Patricia dio un paso hacia los altavoces, las manos extendidas como si pudiera atrapar las imágenes y devolverlas a su bolso.
—¡Es un montaje! —gritó, pero su voz se quebró en el segundo tono—. ¡Natalia siempre ha estado obsesionada con grabarlo todo!
Rodrigo palideció hasta parecer cera. Me miró con esos ojos que antes usaba para pedirme paciencia y ahora usaba para suplicar clemencia.
—Natalia, por favor. Piensa en Sofi. En el escándalo. En lo que dirán.

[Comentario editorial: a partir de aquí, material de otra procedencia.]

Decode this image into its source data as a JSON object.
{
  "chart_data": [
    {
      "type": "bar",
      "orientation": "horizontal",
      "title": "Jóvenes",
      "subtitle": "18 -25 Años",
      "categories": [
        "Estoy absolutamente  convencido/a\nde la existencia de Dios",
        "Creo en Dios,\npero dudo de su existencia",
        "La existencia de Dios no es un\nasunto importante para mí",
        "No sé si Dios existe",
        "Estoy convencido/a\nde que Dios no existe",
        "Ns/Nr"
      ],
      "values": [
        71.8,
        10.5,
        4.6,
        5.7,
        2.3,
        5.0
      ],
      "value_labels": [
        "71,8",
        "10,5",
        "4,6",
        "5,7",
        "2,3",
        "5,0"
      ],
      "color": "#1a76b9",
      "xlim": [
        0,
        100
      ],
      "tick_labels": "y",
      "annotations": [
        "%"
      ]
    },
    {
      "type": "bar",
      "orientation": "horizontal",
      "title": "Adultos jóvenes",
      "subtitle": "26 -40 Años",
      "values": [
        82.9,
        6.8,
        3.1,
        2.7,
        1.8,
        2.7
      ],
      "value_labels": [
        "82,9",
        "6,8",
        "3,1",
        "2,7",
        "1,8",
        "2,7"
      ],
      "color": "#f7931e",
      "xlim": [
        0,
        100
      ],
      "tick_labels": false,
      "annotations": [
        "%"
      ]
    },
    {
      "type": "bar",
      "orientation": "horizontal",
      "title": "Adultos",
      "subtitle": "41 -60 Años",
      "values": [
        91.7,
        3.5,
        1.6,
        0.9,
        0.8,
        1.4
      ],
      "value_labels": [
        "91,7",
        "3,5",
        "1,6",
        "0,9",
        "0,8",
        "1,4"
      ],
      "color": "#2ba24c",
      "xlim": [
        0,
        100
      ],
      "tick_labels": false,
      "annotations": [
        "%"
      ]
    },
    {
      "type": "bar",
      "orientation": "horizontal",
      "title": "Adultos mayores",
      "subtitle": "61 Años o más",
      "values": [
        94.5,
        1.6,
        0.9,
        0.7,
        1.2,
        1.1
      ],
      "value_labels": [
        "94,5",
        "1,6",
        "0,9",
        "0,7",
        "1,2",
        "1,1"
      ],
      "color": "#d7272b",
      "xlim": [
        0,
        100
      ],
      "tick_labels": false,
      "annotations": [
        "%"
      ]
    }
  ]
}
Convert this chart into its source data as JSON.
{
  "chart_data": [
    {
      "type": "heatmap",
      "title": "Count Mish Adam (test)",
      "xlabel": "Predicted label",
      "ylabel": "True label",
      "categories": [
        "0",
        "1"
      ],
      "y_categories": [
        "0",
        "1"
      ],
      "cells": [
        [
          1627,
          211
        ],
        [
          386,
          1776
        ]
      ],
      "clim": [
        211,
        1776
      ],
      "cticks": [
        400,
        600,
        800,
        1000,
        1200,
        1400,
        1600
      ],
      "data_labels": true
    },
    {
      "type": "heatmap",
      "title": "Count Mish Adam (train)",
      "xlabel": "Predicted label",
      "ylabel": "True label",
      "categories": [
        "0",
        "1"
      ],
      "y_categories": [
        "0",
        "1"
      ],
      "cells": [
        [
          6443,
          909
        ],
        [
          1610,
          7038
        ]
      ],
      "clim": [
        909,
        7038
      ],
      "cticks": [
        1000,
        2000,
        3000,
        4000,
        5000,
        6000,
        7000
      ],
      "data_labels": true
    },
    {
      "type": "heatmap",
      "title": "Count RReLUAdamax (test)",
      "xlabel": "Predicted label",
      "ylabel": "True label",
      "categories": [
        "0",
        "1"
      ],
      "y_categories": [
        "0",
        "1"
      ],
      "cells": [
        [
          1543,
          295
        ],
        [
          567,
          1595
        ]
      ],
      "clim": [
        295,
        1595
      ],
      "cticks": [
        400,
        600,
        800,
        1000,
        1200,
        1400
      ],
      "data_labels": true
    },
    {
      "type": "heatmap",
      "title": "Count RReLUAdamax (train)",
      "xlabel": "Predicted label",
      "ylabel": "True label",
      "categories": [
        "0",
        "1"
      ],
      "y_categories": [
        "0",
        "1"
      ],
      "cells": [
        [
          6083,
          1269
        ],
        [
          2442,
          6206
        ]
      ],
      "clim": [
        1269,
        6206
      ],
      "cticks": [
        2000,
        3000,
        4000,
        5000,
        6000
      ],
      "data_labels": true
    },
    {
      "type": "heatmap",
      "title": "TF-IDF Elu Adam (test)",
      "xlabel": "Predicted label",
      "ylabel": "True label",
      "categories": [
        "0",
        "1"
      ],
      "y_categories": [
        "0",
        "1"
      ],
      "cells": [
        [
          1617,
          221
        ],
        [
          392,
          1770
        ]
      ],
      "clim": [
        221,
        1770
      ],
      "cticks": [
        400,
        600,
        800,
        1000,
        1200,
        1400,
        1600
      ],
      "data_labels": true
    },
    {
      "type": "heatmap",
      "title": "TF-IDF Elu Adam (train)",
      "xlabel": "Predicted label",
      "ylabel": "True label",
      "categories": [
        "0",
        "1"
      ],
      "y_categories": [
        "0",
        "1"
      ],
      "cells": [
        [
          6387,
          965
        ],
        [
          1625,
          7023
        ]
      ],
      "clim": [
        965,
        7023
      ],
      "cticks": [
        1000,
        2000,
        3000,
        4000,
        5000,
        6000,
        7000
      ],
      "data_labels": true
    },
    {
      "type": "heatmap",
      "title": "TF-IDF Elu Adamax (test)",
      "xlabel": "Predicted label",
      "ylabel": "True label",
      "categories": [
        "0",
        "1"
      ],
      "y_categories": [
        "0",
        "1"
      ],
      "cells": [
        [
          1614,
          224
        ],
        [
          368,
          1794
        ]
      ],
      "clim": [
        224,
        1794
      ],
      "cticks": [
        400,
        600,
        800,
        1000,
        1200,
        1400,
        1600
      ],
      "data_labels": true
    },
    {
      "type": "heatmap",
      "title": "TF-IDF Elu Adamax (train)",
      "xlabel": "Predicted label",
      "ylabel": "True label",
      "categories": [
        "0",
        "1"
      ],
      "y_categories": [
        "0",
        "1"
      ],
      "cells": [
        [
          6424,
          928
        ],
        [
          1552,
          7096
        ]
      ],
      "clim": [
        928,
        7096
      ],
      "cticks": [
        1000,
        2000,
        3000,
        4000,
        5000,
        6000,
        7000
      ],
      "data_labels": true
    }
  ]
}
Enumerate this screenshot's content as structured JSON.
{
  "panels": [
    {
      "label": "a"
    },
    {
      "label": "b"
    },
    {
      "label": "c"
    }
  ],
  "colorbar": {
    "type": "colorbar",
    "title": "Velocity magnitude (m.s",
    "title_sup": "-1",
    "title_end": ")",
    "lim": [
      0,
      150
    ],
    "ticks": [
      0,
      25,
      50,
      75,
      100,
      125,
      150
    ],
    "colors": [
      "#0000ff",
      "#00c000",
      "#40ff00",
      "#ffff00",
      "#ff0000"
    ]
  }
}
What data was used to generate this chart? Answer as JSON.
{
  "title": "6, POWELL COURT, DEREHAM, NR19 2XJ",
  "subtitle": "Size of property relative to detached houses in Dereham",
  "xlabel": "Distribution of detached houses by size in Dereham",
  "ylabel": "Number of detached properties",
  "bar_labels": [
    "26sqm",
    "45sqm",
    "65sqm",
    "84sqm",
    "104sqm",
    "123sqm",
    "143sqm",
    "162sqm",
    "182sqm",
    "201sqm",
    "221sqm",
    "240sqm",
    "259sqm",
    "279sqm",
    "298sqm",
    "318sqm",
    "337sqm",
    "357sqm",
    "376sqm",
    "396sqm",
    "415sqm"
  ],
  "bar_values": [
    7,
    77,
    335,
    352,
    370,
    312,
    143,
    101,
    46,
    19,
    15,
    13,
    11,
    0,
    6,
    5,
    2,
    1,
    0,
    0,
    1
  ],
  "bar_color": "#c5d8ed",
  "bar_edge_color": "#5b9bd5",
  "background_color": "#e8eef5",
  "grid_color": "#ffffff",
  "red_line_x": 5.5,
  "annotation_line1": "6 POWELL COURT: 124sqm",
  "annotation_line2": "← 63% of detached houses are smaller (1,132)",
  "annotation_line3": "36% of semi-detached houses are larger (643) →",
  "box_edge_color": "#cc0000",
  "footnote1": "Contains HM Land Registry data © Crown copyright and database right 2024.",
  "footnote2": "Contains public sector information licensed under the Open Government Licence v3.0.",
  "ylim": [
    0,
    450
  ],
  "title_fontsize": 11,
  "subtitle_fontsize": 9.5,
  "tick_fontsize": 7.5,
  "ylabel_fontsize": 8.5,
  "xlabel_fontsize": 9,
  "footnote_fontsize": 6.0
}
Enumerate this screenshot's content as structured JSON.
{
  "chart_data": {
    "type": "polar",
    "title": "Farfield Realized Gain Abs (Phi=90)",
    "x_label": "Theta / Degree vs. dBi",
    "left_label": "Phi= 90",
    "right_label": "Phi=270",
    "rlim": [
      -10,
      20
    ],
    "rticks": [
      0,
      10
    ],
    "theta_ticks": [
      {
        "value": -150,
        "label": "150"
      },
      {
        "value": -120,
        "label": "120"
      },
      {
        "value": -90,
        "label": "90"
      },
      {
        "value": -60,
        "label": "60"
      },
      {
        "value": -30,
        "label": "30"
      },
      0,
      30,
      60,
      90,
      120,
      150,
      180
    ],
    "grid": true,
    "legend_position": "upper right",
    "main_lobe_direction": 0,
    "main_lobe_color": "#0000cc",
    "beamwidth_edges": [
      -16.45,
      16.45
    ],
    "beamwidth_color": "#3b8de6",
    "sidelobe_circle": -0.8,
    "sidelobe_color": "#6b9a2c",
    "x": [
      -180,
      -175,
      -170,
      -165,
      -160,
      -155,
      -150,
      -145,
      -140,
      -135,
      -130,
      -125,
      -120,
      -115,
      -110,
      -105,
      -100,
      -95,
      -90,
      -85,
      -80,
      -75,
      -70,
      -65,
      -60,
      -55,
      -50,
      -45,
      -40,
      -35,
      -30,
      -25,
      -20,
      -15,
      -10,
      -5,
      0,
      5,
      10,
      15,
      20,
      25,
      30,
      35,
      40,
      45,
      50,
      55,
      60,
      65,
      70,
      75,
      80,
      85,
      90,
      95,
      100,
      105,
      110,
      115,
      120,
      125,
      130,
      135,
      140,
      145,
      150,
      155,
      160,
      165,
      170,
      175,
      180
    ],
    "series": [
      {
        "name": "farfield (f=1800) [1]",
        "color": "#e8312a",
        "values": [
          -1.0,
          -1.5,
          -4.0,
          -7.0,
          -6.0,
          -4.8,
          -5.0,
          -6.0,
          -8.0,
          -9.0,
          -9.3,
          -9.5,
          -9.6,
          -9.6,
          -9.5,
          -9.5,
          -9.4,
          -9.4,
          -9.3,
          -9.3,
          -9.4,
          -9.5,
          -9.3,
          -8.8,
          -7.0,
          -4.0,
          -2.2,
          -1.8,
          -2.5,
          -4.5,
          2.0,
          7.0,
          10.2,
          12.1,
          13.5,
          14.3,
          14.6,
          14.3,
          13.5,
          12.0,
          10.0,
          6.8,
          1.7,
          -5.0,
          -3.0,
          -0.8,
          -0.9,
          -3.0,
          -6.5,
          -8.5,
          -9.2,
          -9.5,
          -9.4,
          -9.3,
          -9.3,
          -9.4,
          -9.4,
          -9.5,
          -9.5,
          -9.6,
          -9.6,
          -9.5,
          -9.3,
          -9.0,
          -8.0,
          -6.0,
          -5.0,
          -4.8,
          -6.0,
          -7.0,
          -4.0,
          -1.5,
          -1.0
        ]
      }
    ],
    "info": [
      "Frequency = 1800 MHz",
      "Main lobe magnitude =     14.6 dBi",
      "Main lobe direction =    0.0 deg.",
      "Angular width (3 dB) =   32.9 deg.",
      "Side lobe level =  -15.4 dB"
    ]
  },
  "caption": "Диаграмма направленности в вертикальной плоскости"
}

—Ya lo pensé —respondí, sin levantar la voz—. Por eso esperé a que estuvieran todos aquí. Porque la verdad pesa menos cuando la carga es compartida.
Saqué el celular. No para apagar el video. Para enviarlo.
En tres segundos, el archivo llegó a la bandeja de entrada de mi abogada, al correo del periódico que había estado investigando los movimientos financieros de la familia Herrera, y al servidor seguro de mi empresa. La misma empresa que, durante tres años, había protegido los historiales clínicos de medio país bajo un nombre falso. La misma que ahora activaba el protocolo de transparencia que yo había diseñado para casos de violencia intrafamiliar con evidencia digital.
Fernanda, sentada en una silla blanca con las manos aún temblorosas, alzó la vista. El veneno ya estaba siendo neutralizado por el carbón activado, pero el shock le había quitado el maquillaje de la arrogancia. Miró a su madre. Luego a su hermano. Y por primera vez en su vida, no buscó aprobación. Buscó verdad.
—¿Era para ella? —preguntó, la voz ronca.